Seperti yang ditunjukkan oleh Yusuf (2011), khususnya:

1. Belajar untuk memperoleh kemampuan yang sebenarnya sebagai

dominasi otot untuk melakukan latihan/permainan, dalam perkembangan


13

fisik dan otak, anak-anak belajar dan melakukan latihan olahraga seperti

berlari dan berolahraga pagi, dan dapat melakukan permainan ringan

(sepak bola, berolahraga dengan tali, berenang , dan seterusnya) .

2. Cari tahu bagaimana membuat perilaku yang solid terhadap diri sendiri

sebagai makhluk organik, seperti menciptakan kecenderungan untuk

berurusan dengan tubuh (kerapihan, keamanan individu, dan

kesejahteraan), mengenali perspektif yang menggembirakan terhadap

orientasi seseorang (laki-laki atau perempuan) dan lebih jauh lagi

menoleransi diri sendiri ( seperti penampilan). wajah dan tubuh

bertindak) dengan jelas.

3. Cari tahu bagaimana hidup berdampingan dengan teman untuk memiliki

pilihan untuk menyesuaikan diri dengan iklim lain.

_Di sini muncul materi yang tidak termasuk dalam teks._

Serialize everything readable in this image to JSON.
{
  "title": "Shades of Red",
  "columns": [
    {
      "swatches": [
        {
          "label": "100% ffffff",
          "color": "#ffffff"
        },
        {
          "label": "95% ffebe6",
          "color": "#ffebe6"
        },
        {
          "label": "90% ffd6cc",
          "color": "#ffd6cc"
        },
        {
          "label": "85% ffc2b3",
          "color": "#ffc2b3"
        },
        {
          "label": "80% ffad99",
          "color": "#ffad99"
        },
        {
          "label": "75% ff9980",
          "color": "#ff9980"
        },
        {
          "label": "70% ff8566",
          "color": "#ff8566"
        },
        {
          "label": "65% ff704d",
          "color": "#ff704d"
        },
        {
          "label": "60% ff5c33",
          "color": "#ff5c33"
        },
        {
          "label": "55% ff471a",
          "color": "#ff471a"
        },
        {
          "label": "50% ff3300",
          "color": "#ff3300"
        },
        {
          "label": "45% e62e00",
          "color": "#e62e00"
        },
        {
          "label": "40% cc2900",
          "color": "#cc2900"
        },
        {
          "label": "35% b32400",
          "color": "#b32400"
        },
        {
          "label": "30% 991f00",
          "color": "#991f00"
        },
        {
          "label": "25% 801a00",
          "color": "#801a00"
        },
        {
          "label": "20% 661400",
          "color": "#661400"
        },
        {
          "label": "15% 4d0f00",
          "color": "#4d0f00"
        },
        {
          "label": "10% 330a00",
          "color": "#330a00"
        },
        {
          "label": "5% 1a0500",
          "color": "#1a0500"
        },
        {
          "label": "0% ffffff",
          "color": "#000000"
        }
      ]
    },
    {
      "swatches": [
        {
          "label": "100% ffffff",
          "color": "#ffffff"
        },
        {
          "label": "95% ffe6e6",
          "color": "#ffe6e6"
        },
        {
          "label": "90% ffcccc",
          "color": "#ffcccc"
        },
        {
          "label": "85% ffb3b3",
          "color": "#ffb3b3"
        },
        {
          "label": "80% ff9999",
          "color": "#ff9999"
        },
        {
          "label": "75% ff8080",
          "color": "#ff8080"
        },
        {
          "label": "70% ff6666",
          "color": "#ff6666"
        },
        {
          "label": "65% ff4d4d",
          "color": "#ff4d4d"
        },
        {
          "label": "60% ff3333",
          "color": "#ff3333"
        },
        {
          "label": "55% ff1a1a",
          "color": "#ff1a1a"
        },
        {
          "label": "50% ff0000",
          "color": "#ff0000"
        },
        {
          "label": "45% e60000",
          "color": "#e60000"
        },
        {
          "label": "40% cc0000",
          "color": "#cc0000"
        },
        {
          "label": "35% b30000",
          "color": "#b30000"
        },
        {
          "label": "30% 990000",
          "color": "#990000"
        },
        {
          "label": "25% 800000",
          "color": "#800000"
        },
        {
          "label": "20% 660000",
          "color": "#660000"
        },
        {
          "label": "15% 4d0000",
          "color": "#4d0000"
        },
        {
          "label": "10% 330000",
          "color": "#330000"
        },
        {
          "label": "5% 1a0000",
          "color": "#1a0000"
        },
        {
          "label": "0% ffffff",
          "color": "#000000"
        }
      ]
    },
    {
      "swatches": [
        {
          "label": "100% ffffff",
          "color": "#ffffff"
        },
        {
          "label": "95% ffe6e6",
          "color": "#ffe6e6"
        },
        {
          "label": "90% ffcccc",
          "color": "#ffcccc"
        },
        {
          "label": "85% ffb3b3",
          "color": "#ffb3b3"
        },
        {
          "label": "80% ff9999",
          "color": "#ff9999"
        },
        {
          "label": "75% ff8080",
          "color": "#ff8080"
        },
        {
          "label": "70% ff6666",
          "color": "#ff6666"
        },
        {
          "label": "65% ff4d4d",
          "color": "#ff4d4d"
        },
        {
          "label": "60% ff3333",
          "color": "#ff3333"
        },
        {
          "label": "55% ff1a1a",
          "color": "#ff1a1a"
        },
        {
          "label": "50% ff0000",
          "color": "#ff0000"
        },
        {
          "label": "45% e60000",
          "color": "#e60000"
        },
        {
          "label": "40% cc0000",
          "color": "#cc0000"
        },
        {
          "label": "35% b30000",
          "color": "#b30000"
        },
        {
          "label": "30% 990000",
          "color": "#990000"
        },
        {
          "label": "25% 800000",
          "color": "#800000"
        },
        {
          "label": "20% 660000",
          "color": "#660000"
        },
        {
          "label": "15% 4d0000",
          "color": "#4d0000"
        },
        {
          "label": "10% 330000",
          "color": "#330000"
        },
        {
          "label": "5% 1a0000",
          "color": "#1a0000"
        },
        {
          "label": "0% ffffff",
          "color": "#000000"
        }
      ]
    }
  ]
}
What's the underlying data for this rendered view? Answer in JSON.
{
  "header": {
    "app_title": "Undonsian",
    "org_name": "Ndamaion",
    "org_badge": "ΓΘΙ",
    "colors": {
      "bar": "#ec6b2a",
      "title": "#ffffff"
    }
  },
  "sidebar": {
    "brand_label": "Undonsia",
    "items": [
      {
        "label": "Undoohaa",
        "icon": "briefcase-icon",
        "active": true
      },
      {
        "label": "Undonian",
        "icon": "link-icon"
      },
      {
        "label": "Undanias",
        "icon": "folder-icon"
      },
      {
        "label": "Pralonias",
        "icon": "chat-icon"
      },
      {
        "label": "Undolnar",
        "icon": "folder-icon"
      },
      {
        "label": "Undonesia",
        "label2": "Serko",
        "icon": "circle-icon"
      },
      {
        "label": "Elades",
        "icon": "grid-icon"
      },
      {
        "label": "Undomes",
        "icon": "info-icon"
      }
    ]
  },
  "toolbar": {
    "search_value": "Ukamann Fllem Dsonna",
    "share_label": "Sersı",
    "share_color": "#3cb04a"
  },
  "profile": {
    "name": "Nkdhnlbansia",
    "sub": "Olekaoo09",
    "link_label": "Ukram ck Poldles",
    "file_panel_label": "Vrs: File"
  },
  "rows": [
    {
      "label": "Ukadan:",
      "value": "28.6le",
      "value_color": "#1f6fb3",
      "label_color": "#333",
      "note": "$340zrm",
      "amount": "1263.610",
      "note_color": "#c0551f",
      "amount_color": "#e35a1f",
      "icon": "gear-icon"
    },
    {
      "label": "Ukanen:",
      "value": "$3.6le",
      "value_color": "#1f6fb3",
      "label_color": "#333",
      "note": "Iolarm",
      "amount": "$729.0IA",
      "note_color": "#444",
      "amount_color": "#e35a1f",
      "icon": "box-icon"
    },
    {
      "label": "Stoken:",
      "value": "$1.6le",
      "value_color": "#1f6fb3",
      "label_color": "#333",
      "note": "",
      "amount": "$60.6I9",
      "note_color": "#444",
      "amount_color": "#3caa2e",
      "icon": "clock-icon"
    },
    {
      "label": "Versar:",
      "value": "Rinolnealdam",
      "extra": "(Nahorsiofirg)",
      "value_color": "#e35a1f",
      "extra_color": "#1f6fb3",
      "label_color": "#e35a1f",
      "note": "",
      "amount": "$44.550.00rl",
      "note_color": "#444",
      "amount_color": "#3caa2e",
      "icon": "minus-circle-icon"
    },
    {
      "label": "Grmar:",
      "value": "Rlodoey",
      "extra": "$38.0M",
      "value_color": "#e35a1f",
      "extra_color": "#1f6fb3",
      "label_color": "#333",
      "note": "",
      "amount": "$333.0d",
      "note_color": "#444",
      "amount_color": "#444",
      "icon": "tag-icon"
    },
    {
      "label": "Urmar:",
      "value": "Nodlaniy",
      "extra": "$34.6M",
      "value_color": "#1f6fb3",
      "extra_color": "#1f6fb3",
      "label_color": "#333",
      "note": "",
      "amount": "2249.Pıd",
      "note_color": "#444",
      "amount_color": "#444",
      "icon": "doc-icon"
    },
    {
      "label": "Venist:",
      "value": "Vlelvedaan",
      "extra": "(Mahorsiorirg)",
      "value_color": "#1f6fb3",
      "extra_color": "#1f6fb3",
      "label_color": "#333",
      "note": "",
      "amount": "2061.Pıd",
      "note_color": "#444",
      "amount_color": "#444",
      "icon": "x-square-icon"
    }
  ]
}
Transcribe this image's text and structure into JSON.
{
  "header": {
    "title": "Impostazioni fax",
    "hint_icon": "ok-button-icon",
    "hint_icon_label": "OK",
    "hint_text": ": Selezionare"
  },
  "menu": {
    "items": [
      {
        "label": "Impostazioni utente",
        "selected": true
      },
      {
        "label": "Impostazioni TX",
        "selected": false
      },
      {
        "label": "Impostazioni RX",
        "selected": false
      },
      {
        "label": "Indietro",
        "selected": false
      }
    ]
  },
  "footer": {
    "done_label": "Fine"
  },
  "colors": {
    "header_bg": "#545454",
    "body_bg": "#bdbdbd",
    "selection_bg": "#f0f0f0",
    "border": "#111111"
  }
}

4. Cari tahu bagaimana mengasumsikan bagian-bagian seperti yang

ditunjukkan oleh orientasi.

5. Mempelajari kemampuan dasar dalam membaca, mengarang, dan

matematika.

6. Cari tahu bagaimana menumbuhkan ide-ide biasa, khususnya memiliki

hal-hal pilihan yang mudah diingat dengan lima fakultas tentang persepsi

masa lalu. Semakin banyak pengalaman dan informasi, semakin banyak

ide yang diperoleh. Ide-ide yang memasukkan standar atau pelajaran

agama (etika), ilmu pengetahuan, adat istiadat, dan sebagainya

7. Menciptakan suara hati, khususnya menciptakan perspektif dan sentimen

yang terhubung dengan standar yang ketat.


14

2.3 Komunikasi Antarpribadi

2.3.1 Pengertian Komunikasi Antarpribadi

Korespondensi relasional adalah korespondensi yang terjadi dalam keadaan

tatap muka antara setidaknya dua individu, baik secara terkoordinasi maupun

dalam kumpulan individu (Wiryanto, 2004; Novianti et al, 2017).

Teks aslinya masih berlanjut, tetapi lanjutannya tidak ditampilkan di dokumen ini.